Richard_Ngo comments on Literature Review on Goal-Directedness

Richard_Ngo 20 Jan 2021 16:26 UTC
LW: 4 AF: 2
AF
Hmm, okay, I think there’s still some sort of disagreement here, but it doesn’t seem particularly important. I agree that my distinction doesn’t sufficiently capture the middle ground of interpretability analysis (although the intentional stance doesn’t make use of that, so I think my argument still applies against it).
- adamShimi 26 Jan 2021 9:51 UTC
  LW: 2 AF: 1
  AF Parent
  I think the disagreement left is whether we should first find a definition of goal-directedness then study how it appears through training (my position), or if we should instead define goal-directedness according to the kind of training processes that generate similar properties and risks (what I take to be your position).

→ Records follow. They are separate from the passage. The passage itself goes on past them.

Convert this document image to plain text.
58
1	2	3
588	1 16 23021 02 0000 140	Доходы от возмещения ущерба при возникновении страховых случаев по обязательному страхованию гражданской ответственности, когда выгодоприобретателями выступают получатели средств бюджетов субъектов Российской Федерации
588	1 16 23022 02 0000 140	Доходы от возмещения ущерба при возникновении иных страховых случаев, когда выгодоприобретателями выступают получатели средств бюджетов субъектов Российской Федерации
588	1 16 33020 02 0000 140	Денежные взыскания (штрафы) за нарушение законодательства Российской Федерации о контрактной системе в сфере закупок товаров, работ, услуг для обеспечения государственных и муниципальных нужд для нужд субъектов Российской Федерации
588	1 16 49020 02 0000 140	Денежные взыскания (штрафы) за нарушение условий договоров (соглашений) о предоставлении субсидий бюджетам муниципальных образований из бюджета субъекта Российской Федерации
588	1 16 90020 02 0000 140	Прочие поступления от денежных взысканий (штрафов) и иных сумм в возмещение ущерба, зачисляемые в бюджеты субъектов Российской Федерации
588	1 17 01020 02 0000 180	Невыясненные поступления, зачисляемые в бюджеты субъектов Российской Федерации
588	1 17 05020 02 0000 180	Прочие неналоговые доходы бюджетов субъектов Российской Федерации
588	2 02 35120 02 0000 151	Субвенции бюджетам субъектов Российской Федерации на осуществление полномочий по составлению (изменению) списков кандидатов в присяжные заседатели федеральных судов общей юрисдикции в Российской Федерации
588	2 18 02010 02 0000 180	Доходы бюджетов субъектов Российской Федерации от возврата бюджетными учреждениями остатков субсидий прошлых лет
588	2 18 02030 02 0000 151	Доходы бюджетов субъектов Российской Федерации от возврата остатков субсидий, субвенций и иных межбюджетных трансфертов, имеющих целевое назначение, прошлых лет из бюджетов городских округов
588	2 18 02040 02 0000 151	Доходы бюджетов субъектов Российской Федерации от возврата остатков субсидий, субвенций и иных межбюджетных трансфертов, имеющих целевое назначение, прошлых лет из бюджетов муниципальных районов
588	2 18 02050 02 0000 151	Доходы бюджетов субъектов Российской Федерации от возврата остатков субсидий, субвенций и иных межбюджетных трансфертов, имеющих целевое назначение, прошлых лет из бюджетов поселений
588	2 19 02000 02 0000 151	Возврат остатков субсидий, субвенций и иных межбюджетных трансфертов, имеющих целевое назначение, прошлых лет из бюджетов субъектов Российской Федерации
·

  Does that make sense to you?
  - Richard_Ngo 26 Jan 2021 14:35 UTC
    LW: 4 AF: 2
    AF Parent
    Kinda, but I think both of these approaches are incomplete. In practice finding a definition and studying examples of it need to be interwoven, and you’ll have a gradual process where you start with a tentative definition, identify examples and counterexamples, adjust the definition, and so on. And insofar as our examples should focus on things which are actually possible to build (rather than weird thought experiments like blockhead or the chinese room) then it seems like what I’m proposing has aspects of both of the approaches you suggest.
    My guess is that it’s more productive to continue discussing this on my response to your other post, where I make this argument in a more comprehensive way.